D'ailleurs, rien dans l'existence du paysan ne lui demeura étranger; il sut tout traduire et donner aux actes les plus simples une grandeur de caractère incomparable. Cette vision de Millet élevée et transfigurée par l'art se révèle dans ces belles paroles qu'il dit à un ami dans les champs, à la tombée de la nuit: "Voyez ces choses qui remuent là-bas, dans une ombre; elles rampent ou marchent, mais elles existent: ce sont les génies de la plaine. Ce ne sont pourtant que de pauvres gens. C'est une femme toute courbée, sans doute, qui rapporte sa charge d'herbe; c'est une autre qui se traîne épuisée sous un fagot de bois. De loin, elles sont superbes, elles balancent leurs épaules sous la fatigue, le crépuscule en dévore les formes; c'est beau, c'est grand comme un mystère!" Tout Millet est là.

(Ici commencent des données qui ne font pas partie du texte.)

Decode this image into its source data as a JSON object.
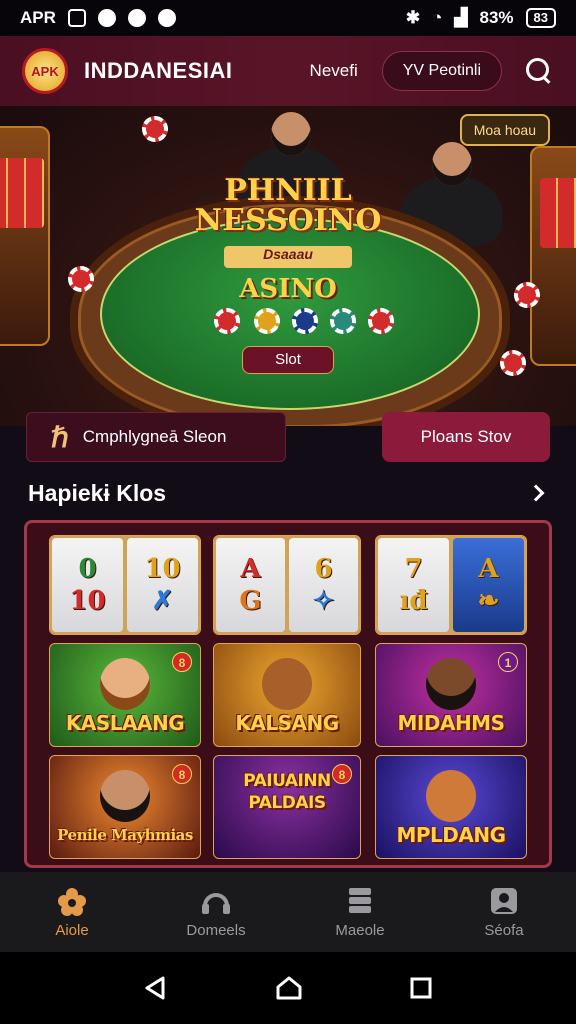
{
  "status_bar": {
    "carrier": "APR",
    "battery_percent": "83%",
    "battery_label": "83"
  },
  "app_bar": {
    "logo_text": "APK",
    "title": "INDDANESIAI",
    "nav_link": "Nevefi",
    "nav_pill": "YV Peotinli"
  },
  "hero": {
    "title_line1": "PHNIIL",
    "title_line2": "NESSOINO",
    "subtitle": "Dsaaau",
    "casino": "ASINO",
    "slot_button": "Slot",
    "promo_badge": "Moa hoau"
  },
  "cta": {
    "left_label": "Cmphlyɡneā Sleon",
    "right_label": "Ploans Stov"
  },
  "section": {
    "title": "Hapiekɨ Klos"
  },
  "reels": [
    {
      "symbols": [
        [
          "0",
          "#2a8a3a"
        ],
        [
          "10",
          "#d32b2b"
        ]
      ]
    },
    {
      "symbols": [
        [
          "10",
          "#e0a21c"
        ],
        [
          "✗",
          "#2a7ad8"
        ]
      ]
    },
    {
      "symbols": [
        [
          "A",
          "#d32b2b"
        ],
        [
          "G",
          "#e0731c"
        ]
      ]
    },
    {
      "symbols": [
        [
          "6",
          "#e0a21c"
        ],
        [
          "✧",
          "#2a7ad8"
        ]
      ]
    },
    {
      "symbols": [
        [
          "7",
          "#e0a21c"
        ],
        [
          "ıđ",
          "#e0a21c"
        ]
      ]
    },
    {
      "symbols": [
        [
          "A",
          "#e0a21c"
        ],
        [
          "❧",
          "#e0a21c"
        ]
      ]
    }
  ],
  "games": [
    {
      "name": "KASLAANG",
      "badge": "8"
    },
    {
      "name": "KALSANG",
      "badge": ""
    },
    {
      "name": "MIDAHMS",
      "badge": "1"
    },
    {
      "name": "Penile Mayhmias",
      "badge": "8"
    },
    {
      "name": "PAIUAINN PALDAIS",
      "badge": "8"
    },
    {
      "name": "MPLDANG",
      "badge": ""
    }
  ],
  "bottom_nav": [
    {
      "label": "Aiole",
      "icon": "flower-icon"
    },
    {
      "label": "Domeels",
      "icon": "headset-icon"
    },
    {
      "label": "Maeole",
      "icon": "database-icon"
    },
    {
      "label": "Séofa",
      "icon": "user-card-icon"
    }
  ],
  "colors": {
    "accent_primary": "#8c1a3a",
    "accent_gold": "#ffd24a",
    "active_nav": "#e39a4a"
  }
}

Aussi quand il apprit que le jury du Salon avait refusé sa "Mort et le Bûcheron," il eut ce cri de révolte: "Ils voudraient me réduire à leur art de boudoir. Non, je suis né paysan, paysan je mourrai. Je dirai ce que je sens et je peindrai ce que je vois."

Cependant au Salon de 1857, les "Glaneuses " obtinrent un très vif succès. Le sujet était touchant. Trois femmes courbées vers le sol, ramassent péniblement un à un les épis oubliés par les moissonneurs. Leur attitude, leurs vêtements, leurs visages disent la misère, la faim, le tra

vail patient et la résignation sans pensée. Au mouvement de leur corps on sent qu'elles sont harassées, et pourtant qu'elles se hâtent pour apporter au foyer qui a besoin d'elles la maigre récolte du soir. C'est la vie prise sur le fait, mais ce n'est pas du réalisme; car au-dessous il y a une âme. Et cette scène, d'aspect si humble, si mélancolique, quand on la regarde avec le regard intérieur de la pensée, respire une poésie intense, une personnalité et un style qui semblent s'oublier pour verser sur nous toute la paix du soir qui descend sur la plaine, comme une bénédiction.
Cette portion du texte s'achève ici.